Faire le lien entre deux cultures. Voilà l’essentiel pour les deux artistes. C’est d’ailleurs Laëty qui avait à l’époque poussé Pick Up Production à se poser la question de l’accessibilité pour tous. « Une rencontre décisive », pour Pierrick Vially. Laëty a toujours le souvenir en tête, dix ans après. « J’étais allée aux battles de danse avec des potes sourds. Je me souviens que le speaker reflétait pleinement les valeurs du hip-hop, moi j’appréciais, mais mes potes ne pouvaient pas comprendre ces valeurs-là, alors j’ai passé mon après-midi à traduire. Après ça, je suis allée voir les gens de Pick Up, pour leur dire qu’il faudrait peut- être faire quelque chose pour le public sourd ! »
Plus tard, l’association reviendra vers elle avec cette interrogation : « On veut bien faire quelque chose, mais comment fait-on ? » De là, la politique d’accès pour tous a commencé à se dessiner petit à petit, au fil des éditions du festival nantais. Aujourd’hui, l’offre pour tous tend à être assez variée et de plus en plus complète. « Il y a des loupés et des réussites, c’est comme ça qu’on progresse », constate Pierrick Vially.
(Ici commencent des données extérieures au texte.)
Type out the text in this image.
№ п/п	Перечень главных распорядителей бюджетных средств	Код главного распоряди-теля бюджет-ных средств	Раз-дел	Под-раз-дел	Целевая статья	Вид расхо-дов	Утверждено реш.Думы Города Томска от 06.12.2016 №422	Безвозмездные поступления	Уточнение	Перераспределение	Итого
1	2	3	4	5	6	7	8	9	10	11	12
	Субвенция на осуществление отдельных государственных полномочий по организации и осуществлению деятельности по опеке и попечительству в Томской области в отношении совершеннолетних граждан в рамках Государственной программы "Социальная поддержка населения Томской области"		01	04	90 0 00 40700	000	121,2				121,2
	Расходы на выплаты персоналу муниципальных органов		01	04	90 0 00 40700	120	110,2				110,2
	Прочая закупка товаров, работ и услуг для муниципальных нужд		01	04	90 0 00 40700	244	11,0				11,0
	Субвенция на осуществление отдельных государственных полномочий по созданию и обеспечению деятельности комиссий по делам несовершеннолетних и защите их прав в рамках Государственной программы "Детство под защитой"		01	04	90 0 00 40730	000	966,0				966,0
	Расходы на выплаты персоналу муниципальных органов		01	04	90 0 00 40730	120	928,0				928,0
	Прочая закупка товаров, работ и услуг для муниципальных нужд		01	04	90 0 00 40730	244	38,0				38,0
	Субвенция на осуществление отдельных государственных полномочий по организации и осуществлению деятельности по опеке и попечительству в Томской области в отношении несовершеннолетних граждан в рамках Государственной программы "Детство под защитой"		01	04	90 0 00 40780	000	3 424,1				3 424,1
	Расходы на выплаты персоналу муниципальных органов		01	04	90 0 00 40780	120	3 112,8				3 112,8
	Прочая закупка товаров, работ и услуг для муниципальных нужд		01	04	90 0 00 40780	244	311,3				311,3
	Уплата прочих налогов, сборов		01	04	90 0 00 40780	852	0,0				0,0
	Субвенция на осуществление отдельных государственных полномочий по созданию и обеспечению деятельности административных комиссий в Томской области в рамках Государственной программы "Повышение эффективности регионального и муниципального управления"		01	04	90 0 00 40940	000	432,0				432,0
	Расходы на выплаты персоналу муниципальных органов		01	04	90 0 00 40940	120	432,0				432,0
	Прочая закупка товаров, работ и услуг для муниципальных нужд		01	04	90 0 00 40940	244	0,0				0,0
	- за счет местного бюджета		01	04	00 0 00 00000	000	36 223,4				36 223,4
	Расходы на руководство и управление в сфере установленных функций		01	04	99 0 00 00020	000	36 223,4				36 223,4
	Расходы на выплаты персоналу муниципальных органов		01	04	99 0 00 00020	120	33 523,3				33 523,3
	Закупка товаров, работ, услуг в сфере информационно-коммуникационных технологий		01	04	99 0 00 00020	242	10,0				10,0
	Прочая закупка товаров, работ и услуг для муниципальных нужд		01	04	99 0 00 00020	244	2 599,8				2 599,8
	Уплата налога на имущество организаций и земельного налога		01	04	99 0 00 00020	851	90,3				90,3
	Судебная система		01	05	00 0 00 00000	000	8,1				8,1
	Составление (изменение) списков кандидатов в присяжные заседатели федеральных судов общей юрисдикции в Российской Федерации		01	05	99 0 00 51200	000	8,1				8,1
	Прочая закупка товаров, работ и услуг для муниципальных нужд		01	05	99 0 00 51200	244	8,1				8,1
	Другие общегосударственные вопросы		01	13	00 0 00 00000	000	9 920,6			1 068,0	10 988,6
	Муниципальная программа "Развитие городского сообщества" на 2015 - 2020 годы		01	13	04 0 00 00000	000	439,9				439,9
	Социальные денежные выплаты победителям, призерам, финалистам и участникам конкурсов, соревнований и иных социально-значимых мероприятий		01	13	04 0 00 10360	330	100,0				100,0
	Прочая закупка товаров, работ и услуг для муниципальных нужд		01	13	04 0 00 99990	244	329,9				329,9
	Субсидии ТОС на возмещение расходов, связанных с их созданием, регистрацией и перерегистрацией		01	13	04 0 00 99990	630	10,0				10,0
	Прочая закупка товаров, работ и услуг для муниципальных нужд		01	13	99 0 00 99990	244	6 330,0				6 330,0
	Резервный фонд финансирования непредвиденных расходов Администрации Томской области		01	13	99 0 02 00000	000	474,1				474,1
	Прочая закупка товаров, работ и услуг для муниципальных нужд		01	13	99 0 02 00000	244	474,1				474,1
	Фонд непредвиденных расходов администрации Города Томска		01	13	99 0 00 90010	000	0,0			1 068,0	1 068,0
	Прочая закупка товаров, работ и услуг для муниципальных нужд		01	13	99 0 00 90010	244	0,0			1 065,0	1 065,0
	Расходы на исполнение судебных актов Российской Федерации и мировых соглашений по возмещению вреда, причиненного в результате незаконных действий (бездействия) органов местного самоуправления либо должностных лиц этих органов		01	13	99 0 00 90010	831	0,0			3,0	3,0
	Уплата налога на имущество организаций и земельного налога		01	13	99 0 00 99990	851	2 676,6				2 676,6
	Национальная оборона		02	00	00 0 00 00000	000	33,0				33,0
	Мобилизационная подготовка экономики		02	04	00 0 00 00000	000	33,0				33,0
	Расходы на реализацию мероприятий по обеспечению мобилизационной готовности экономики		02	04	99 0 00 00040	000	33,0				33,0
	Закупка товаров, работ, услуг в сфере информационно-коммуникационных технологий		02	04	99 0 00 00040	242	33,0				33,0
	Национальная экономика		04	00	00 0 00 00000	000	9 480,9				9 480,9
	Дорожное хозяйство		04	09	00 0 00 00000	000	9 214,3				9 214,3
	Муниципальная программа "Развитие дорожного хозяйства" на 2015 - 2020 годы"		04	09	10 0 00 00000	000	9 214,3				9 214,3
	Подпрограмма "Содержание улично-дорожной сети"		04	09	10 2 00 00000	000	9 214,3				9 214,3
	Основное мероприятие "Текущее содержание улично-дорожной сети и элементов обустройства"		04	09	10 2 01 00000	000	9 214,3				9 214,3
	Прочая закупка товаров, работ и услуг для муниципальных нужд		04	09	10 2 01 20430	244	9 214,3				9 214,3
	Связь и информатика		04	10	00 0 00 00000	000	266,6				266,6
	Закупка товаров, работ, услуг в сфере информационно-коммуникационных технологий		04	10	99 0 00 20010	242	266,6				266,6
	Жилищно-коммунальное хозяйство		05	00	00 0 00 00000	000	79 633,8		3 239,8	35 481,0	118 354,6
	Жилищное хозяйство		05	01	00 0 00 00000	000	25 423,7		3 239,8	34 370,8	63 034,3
L’année dernière par exemple, les écrans dédiés aux interprètes pendant les battles de danse avaient été jugés trop petits par le public sourd et malentendant. Cette année, ils ont été agrandis. « L’équipe de Hip Opsession essaie toujours de s’améliorer, et ça marche de mieux en mieux », constate Amélie Pietri, interprète LSF sur le festival Hip Opsession depuis trois ans.
Une visite interprétée pour les entendants
En plus du concert chansigné, plusieurs visites guidées de l’exposition Blue Point présentée à l’Atelier ont été menés en LSF par la médiatrice culturelle Lila Bensebaa, et interprétée pour les entendants. Une expérience originale qui bouscule les habitudes. « C’est une visite où tous les publics peuvent venir sans être scindés, il n’y a pas d’un côté les sourds, de l’autre les entendants. C’est tout l’intérêt de cette visite », souligne Lila Bensebaa. « Faire quelque chose pour tout le monde », regrouper les publics, comme elle le confirme. Cela se vérifie lors des visites.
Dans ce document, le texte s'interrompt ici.